I have always been impressed by the beauty and level of detail other matte painters have been able to produce in their images of natural environments, and so I decided to try and create my very own jungle landscape. This was my first experience of trying to create a realistic jungle, and I also wanted to capture some unique landscape elements that you wouldn't normally see in daily life. As you'll see as you look through the steps of this article, the image started as a sketch of a potential real life environment, and progressed into a more interesting piece with a dark atmosphere. I wanted to capture both the curiosity and imagination of the viewer with the final result.
Step 1: Sketch:
I started my work as a simple sketch, although I had a good idea of what my final image was going to look like (Fig.01). I used a standard hard edge brush with the opacity set at 20%-30%, and then started drawing freely, trying to find the range of colours that I wanted to see in my work (Fig.02).
At first I didn't pay too much attention to the final size of the picture; as my work progressed I kept expanding the canvas when I needed to. My original idea was to create a picture of a tropical landscape in a thunderstorm, with mountain peaks that were encrusted with lightning conductors so that lighting would flow from one peak to the next through the entire picture. Later, I realised that lightning's brightness would steal the viewer's attention from the rest of the picture, and so I wisely decided against the lightning conductors.
Step 2: Mood
Once I was satisfied with the composition of my sketch, I started looking at various pictures of skies that would help to set the mood I wanted in my work. Once I'd found the photos I was looking for, I imported them into Photoshop and changed the layer mode to Multiply.
I played around with the layer transparency settings and decided to duplicate a layer and introduce it using the Overlay mode (Fig.03). By doing this, I created a gloomier thunderstorm mood (Fig.04). Another of my goals was to create more complex clouds, in terms of both detail and lighting; however I decided to postpone this until after I'd finished the detail on the mountains and overgrowth.
Step 3: References
Most of the time, I try to draw as much as possible in my paintings, however this time I wanted to create something that looked very realistic and detailed. After thinking it over, I spent several hours looking for the right photos of mountains, rocks, bushes and clouds.

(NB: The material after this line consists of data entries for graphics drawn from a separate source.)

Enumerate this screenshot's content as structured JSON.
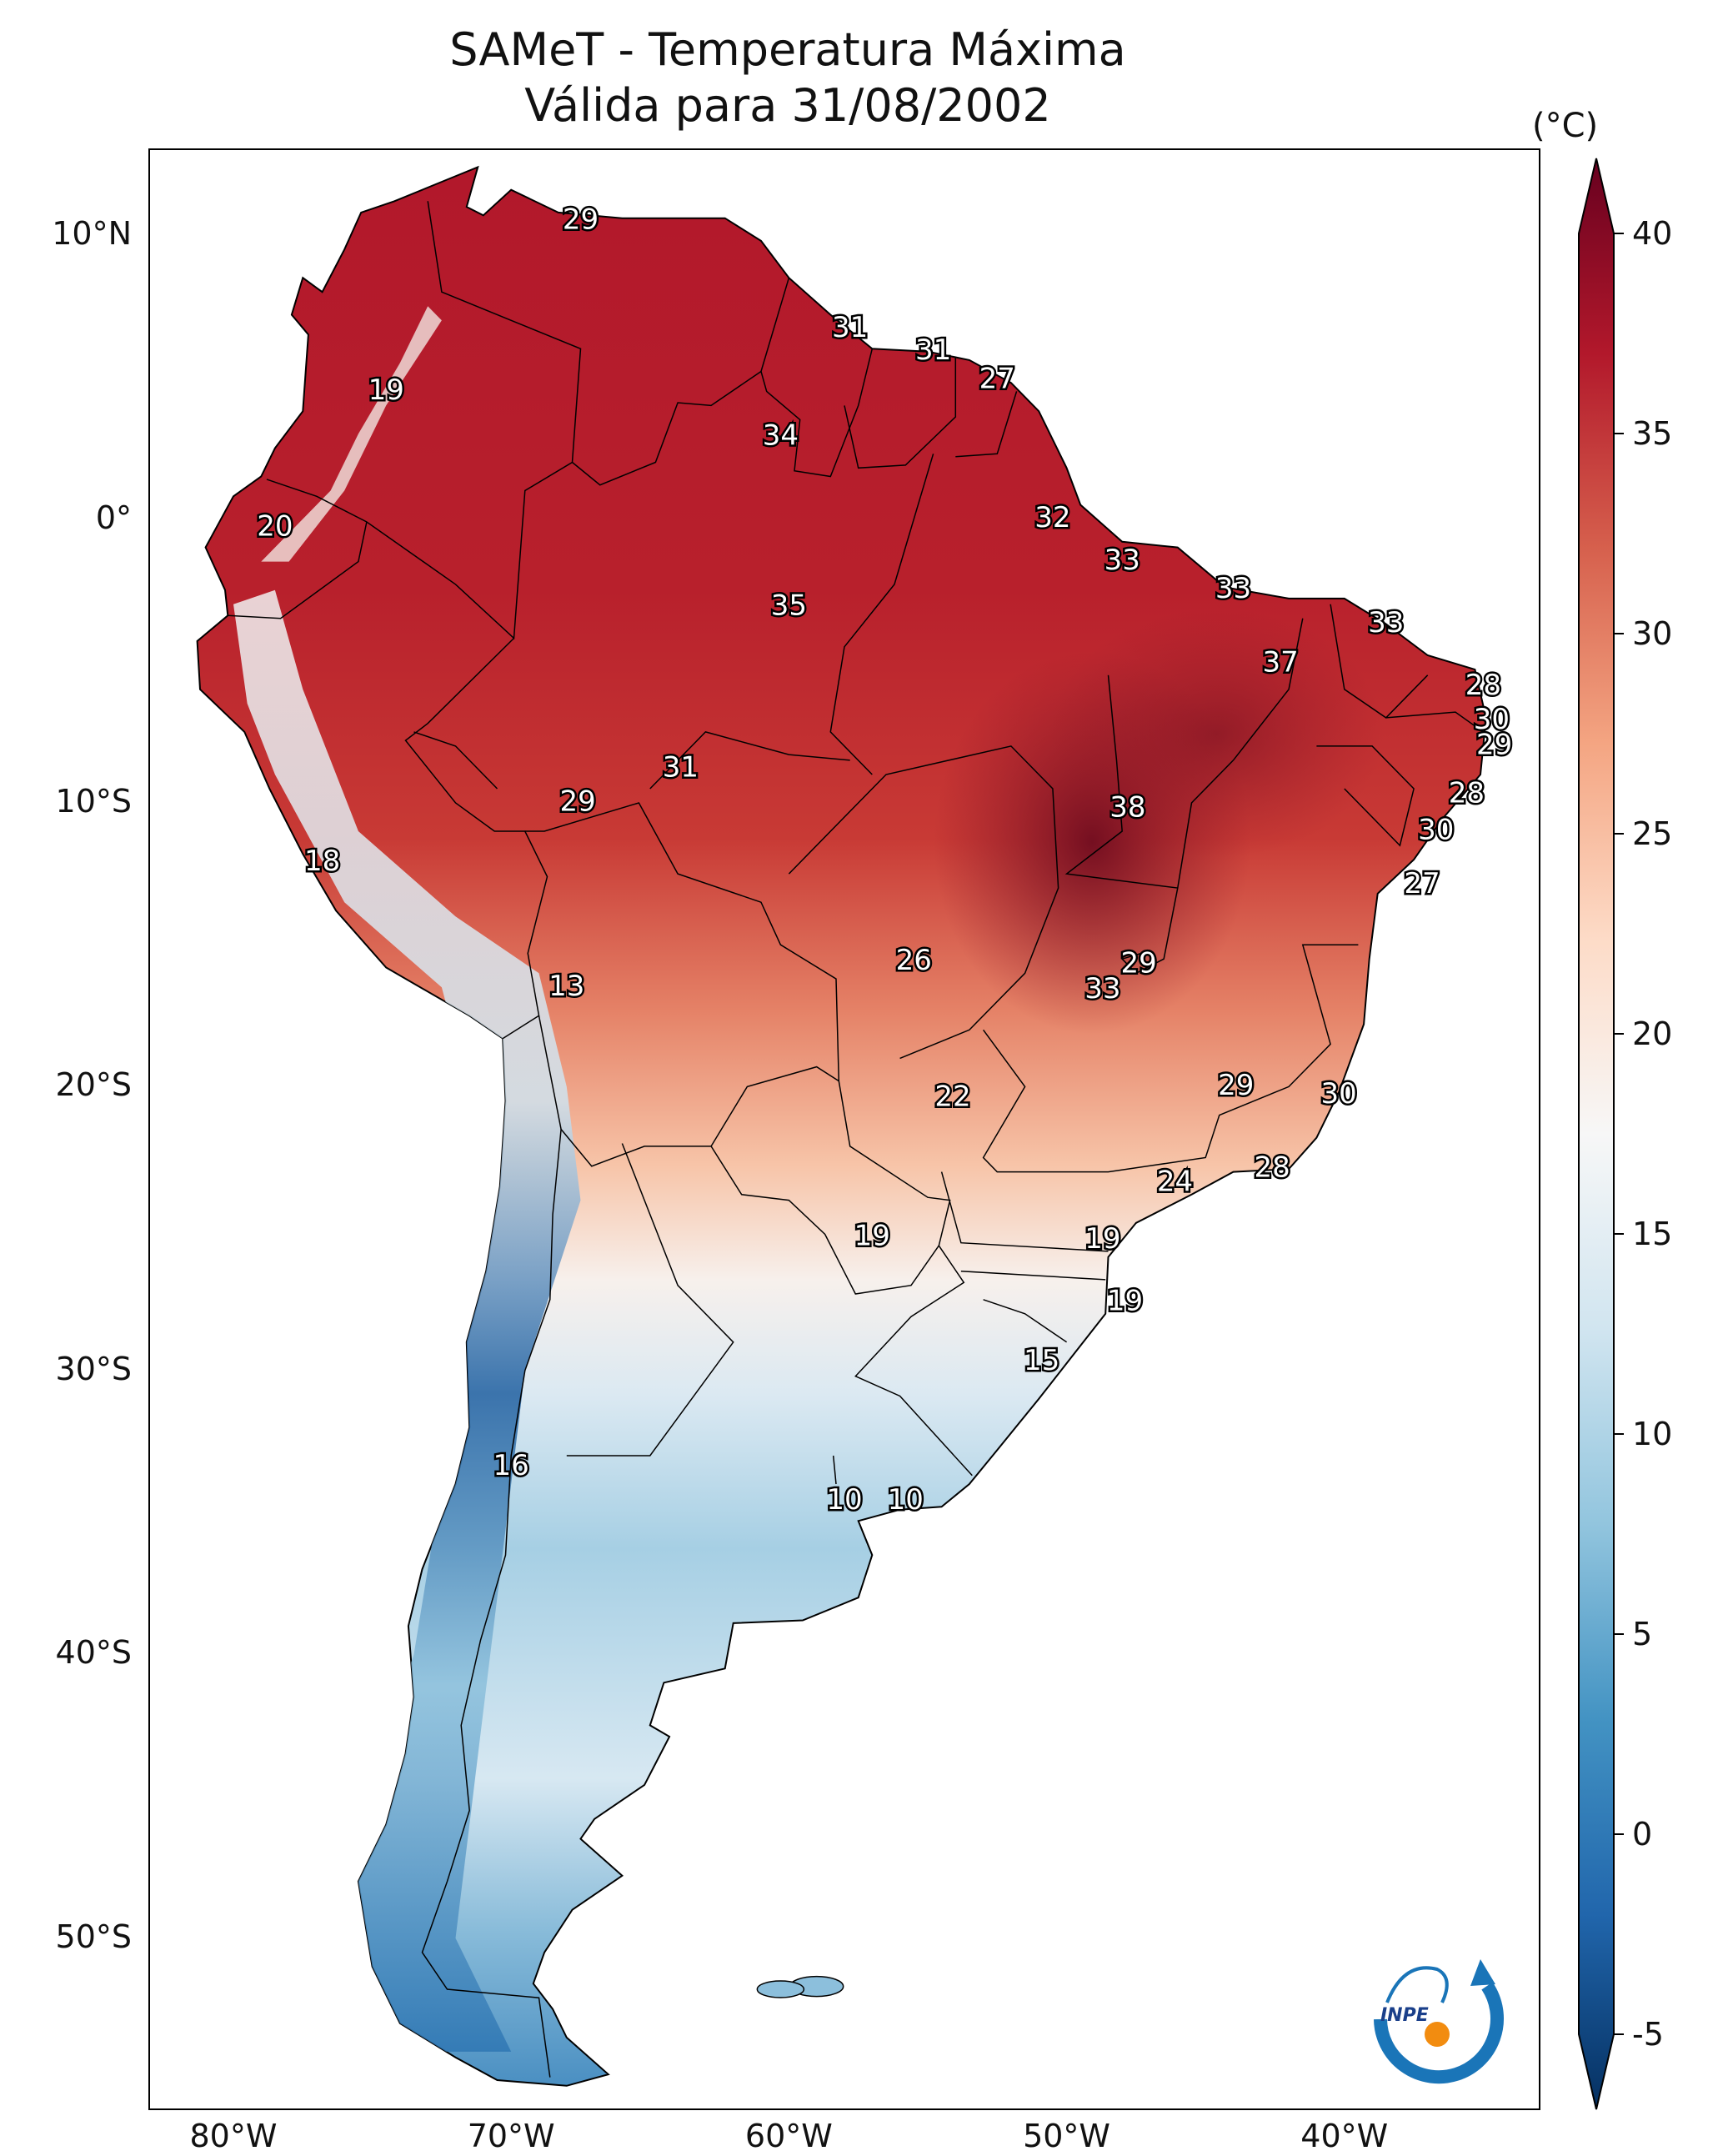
{
  "title": {
    "line1": "SAMeT - Temperatura Máxima",
    "line2": "Válida para 31/08/2002"
  },
  "axes": {
    "lon_ticks": [
      "80°W",
      "70°W",
      "60°W",
      "50°W",
      "40°W"
    ],
    "lat_ticks": [
      "10°N",
      "0°",
      "10°S",
      "20°S",
      "30°S",
      "40°S",
      "50°S"
    ],
    "lon_range": [
      -83,
      -33
    ],
    "lat_range": [
      -56,
      13
    ]
  },
  "colorbar": {
    "unit": "(°C)",
    "ticks": [
      "40",
      "35",
      "30",
      "25",
      "20",
      "15",
      "10",
      "5",
      "0",
      "-5"
    ],
    "range": [
      -5,
      40
    ],
    "colormap": "RdBu_r",
    "colors": [
      "#053061",
      "#2166ac",
      "#4393c3",
      "#92c5de",
      "#d1e5f0",
      "#f7f7f7",
      "#fddbc7",
      "#f4a582",
      "#d6604d",
      "#b2182b",
      "#67001f"
    ]
  },
  "station_labels": [
    {
      "value": "29",
      "lon": -67.5,
      "lat": 10.5
    },
    {
      "value": "19",
      "lon": -74.5,
      "lat": 4.5
    },
    {
      "value": "31",
      "lon": -57.8,
      "lat": 6.7
    },
    {
      "value": "31",
      "lon": -54.8,
      "lat": 5.9
    },
    {
      "value": "27",
      "lon": -52.5,
      "lat": 4.9
    },
    {
      "value": "34",
      "lon": -60.3,
      "lat": 2.9
    },
    {
      "value": "20",
      "lon": -78.5,
      "lat": -0.3
    },
    {
      "value": "32",
      "lon": -50.5,
      "lat": 0.0
    },
    {
      "value": "33",
      "lon": -48.0,
      "lat": -1.5
    },
    {
      "value": "35",
      "lon": -60.0,
      "lat": -3.1
    },
    {
      "value": "33",
      "lon": -44.0,
      "lat": -2.5
    },
    {
      "value": "33",
      "lon": -38.5,
      "lat": -3.7
    },
    {
      "value": "37",
      "lon": -42.3,
      "lat": -5.1
    },
    {
      "value": "28",
      "lon": -35.0,
      "lat": -5.9
    },
    {
      "value": "30",
      "lon": -34.7,
      "lat": -7.1
    },
    {
      "value": "29",
      "lon": -34.6,
      "lat": -8.0
    },
    {
      "value": "31",
      "lon": -63.9,
      "lat": -8.8
    },
    {
      "value": "29",
      "lon": -67.6,
      "lat": -10.0
    },
    {
      "value": "38",
      "lon": -47.8,
      "lat": -10.2
    },
    {
      "value": "28",
      "lon": -35.6,
      "lat": -9.7
    },
    {
      "value": "30",
      "lon": -36.7,
      "lat": -11.0
    },
    {
      "value": "18",
      "lon": -76.8,
      "lat": -12.1
    },
    {
      "value": "27",
      "lon": -37.2,
      "lat": -12.9
    },
    {
      "value": "26",
      "lon": -55.5,
      "lat": -15.6
    },
    {
      "value": "29",
      "lon": -47.4,
      "lat": -15.7
    },
    {
      "value": "13",
      "lon": -68.0,
      "lat": -16.5
    },
    {
      "value": "33",
      "lon": -48.7,
      "lat": -16.6
    },
    {
      "value": "22",
      "lon": -54.1,
      "lat": -20.4
    },
    {
      "value": "29",
      "lon": -43.9,
      "lat": -20.0
    },
    {
      "value": "30",
      "lon": -40.2,
      "lat": -20.3
    },
    {
      "value": "24",
      "lon": -46.1,
      "lat": -23.4
    },
    {
      "value": "28",
      "lon": -42.6,
      "lat": -22.9
    },
    {
      "value": "19",
      "lon": -57.0,
      "lat": -25.3
    },
    {
      "value": "19",
      "lon": -48.7,
      "lat": -25.4
    },
    {
      "value": "19",
      "lon": -47.9,
      "lat": -27.6
    },
    {
      "value": "15",
      "lon": -50.9,
      "lat": -29.7
    },
    {
      "value": "16",
      "lon": -70.0,
      "lat": -33.4
    },
    {
      "value": "10",
      "lon": -58.0,
      "lat": -34.6
    },
    {
      "value": "10",
      "lon": -55.8,
      "lat": -34.6
    }
  ],
  "logo": {
    "text": "INPE"
  }
}
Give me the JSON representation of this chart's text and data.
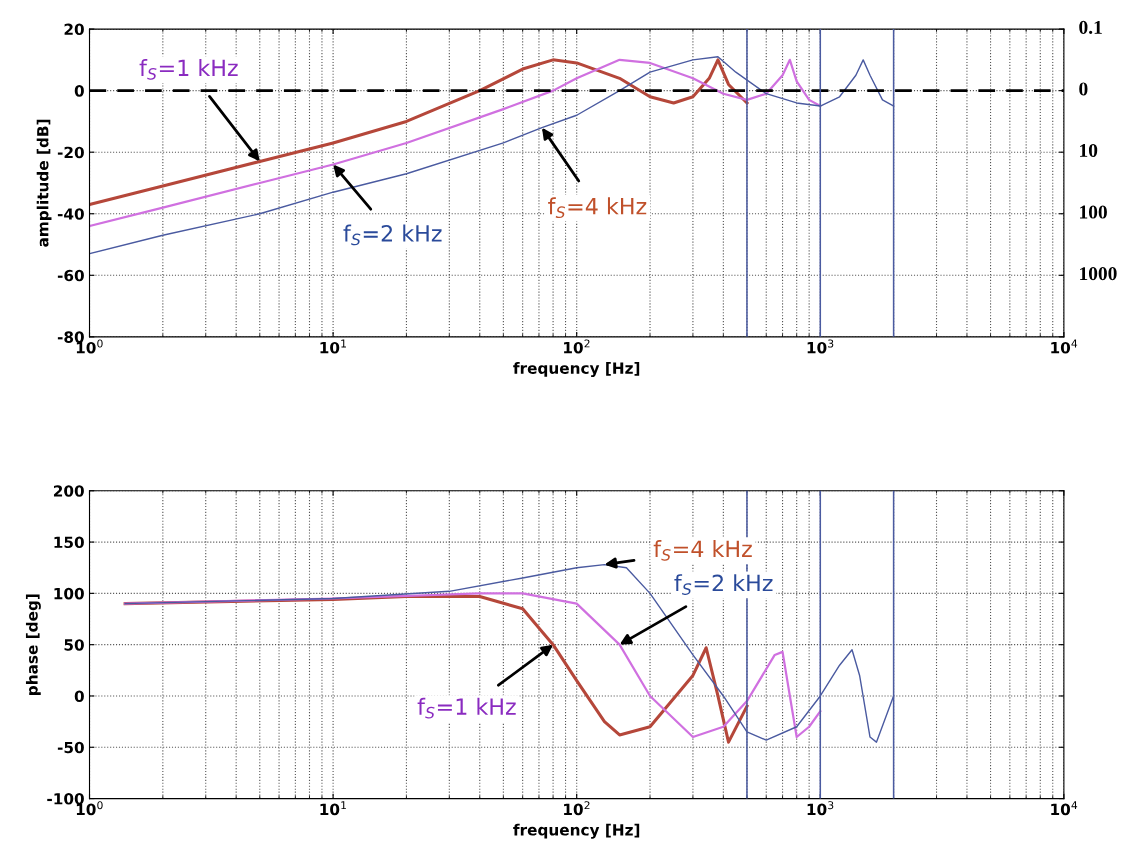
{
  "chart_data": [
    {
      "type": "line",
      "xlabel": "frequency [Hz]",
      "ylabel": "amplitude [dB]",
      "log": "x",
      "grid": true,
      "xlim": [
        1,
        10000
      ],
      "xticks": [
        {
          "value": 1,
          "label": "10$^{0}$"
        },
        {
          "value": 10,
          "label": "10$^{1}$"
        },
        {
          "value": 100,
          "label": "10$^{2}$"
        },
        {
          "value": 1000,
          "label": "10$^{3}$"
        },
        {
          "value": 10000,
          "label": "10$^{4}$"
        }
      ],
      "ylim": [
        -80,
        20
      ],
      "yticks": [
        -80,
        -60,
        -40,
        -20,
        0,
        20
      ],
      "series": [
        {
          "color": "#b5473a",
          "x": [
            1,
            2,
            5,
            10,
            20,
            40,
            60,
            80,
            100,
            150,
            200,
            250,
            300,
            350,
            380,
            420,
            500
          ],
          "values": [
            -37,
            -31,
            -23,
            -17,
            -10,
            0,
            7,
            10,
            9,
            4,
            -2,
            -4,
            -2,
            4,
            10,
            2,
            -4
          ]
        },
        {
          "color": "#d070e0",
          "x": [
            1,
            2,
            5,
            10,
            20,
            50,
            80,
            100,
            150,
            200,
            300,
            400,
            500,
            600,
            700,
            750,
            800,
            900,
            1000
          ],
          "values": [
            -44,
            -38,
            -30,
            -24,
            -17,
            -6,
            0,
            4,
            10,
            9,
            4,
            -1,
            -3,
            -1,
            5,
            10,
            3,
            -3,
            -5
          ]
        },
        {
          "color": "#4a5aa0",
          "x": [
            1,
            2,
            5,
            10,
            20,
            50,
            72,
            100,
            150,
            200,
            300,
            380,
            450,
            600,
            800,
            1000,
            1200,
            1400,
            1500,
            1600,
            1800,
            2000
          ],
          "values": [
            -53,
            -47,
            -40,
            -33,
            -27,
            -17,
            -12,
            -8,
            0,
            6,
            10,
            11,
            6,
            -1,
            -4,
            -5,
            -2,
            5,
            10,
            5,
            -3,
            -5
          ]
        }
      ],
      "ref_lines": [
        {
          "axis": "y",
          "value": 0,
          "color": "#000000",
          "line_style": "dashed"
        },
        {
          "axis": "x",
          "value": 500,
          "color": "#4a5aa0"
        },
        {
          "axis": "x",
          "value": 1000,
          "color": "#4a5aa0"
        },
        {
          "axis": "x",
          "value": 2000,
          "color": "#4a5aa0"
        }
      ],
      "annotations": [
        {
          "text": "f$_{S}$=1 kHz",
          "x": 5,
          "y": -23
        },
        {
          "text": "f$_{S}$=2 kHz",
          "x": 10,
          "y": -24
        },
        {
          "text": "f$_{S}$=4 kHz",
          "x": 72,
          "y": -12
        },
        "0.1",
        "0",
        "10",
        "100",
        "1000"
      ]
    },
    {
      "type": "line",
      "xlabel": "frequency [Hz]",
      "ylabel": "phase [deg]",
      "log": "x",
      "grid": true,
      "xlim": [
        1,
        10000
      ],
      "xticks": [
        {
          "value": 1,
          "label": "10$^{0}$"
        },
        {
          "value": 10,
          "label": "10$^{1}$"
        },
        {
          "value": 100,
          "label": "10$^{2}$"
        },
        {
          "value": 1000,
          "label": "10$^{3}$"
        },
        {
          "value": 10000,
          "label": "10$^{4}$"
        }
      ],
      "ylim": [
        -100,
        200
      ],
      "yticks": [
        -100,
        -50,
        0,
        50,
        100,
        150,
        200
      ],
      "series": [
        {
          "color": "#b5473a",
          "x": [
            1.4,
            10,
            20,
            40,
            60,
            80,
            100,
            130,
            150,
            200,
            300,
            340,
            380,
            420,
            500
          ],
          "values": [
            90,
            94,
            97,
            97,
            85,
            50,
            15,
            -25,
            -38,
            -30,
            20,
            47,
            0,
            -45,
            -10
          ]
        },
        {
          "color": "#d070e0",
          "x": [
            1.4,
            10,
            40,
            60,
            100,
            150,
            200,
            300,
            400,
            500,
            650,
            700,
            750,
            800,
            900,
            1000
          ],
          "values": [
            90,
            95,
            100,
            100,
            90,
            50,
            0,
            -40,
            -30,
            -5,
            40,
            43,
            0,
            -40,
            -30,
            -15
          ]
        },
        {
          "color": "#4a5aa0",
          "x": [
            1.4,
            10,
            30,
            60,
            100,
            130,
            160,
            200,
            300,
            400,
            500,
            600,
            800,
            1000,
            1200,
            1350,
            1450,
            1600,
            1700,
            2000
          ],
          "values": [
            90,
            95,
            102,
            115,
            125,
            128,
            125,
            100,
            40,
            0,
            -35,
            -43,
            -30,
            0,
            30,
            45,
            20,
            -40,
            -45,
            0
          ]
        }
      ],
      "ref_lines": [
        {
          "axis": "x",
          "value": 500,
          "color": "#4a5aa0"
        },
        {
          "axis": "x",
          "value": 1000,
          "color": "#4a5aa0"
        },
        {
          "axis": "x",
          "value": 2000,
          "color": "#4a5aa0"
        }
      ],
      "annotations": [
        {
          "text": "f$_{S}$=4 kHz",
          "x": 130,
          "y": 128
        },
        {
          "text": "f$_{S}$=2 kHz",
          "x": 150,
          "y": 50
        },
        {
          "text": "f$_{S}$=1 kHz",
          "x": 80,
          "y": 50
        }
      ]
    }
  ]
}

It's very rare to find pictures that agree with each other; most of the time you're left making the best of what is on hand. Using the Lasso tool I cropped various pieces of mountains and transformed them in order to use them as Overlay layers in the picture. At this time I didn't pay too much attention to the difference in colours as they each had their own separate layer and I was going to balance them later on. In my opinion, it's much more important at this stage to find pieces that are similar in terms of texture and lighting.
Step 4: Integration
When my picture had the first elements of the mountains (Fig.05), I started working on the colour of the main mountain using the Colour Balance adjustments to make it more in tune with the gloomy sky of the picture. To achieve this I also used texture brushes (Fig.06).
I started to draw in the missing elements at the same time as correcting colours of various pieces in order to make the colour balance between them. Using the Clone Stamp tool I cloned several overgrowth pieces from various pictures and tried to distribute them evenly throughout the picture. During this process I used my own brushes as well as the Eraser and Stamp tools; I kept drawing until the seams between the various pieces that made up the image became unnoticeable.
The left side of the picture also received the same treatment. Using a mask I created a selection field for the distant mountains, and using adjustment layers I changed the saturation, contrast and colour balance in such a way as to create a feeling of depth in my work (Fig.07).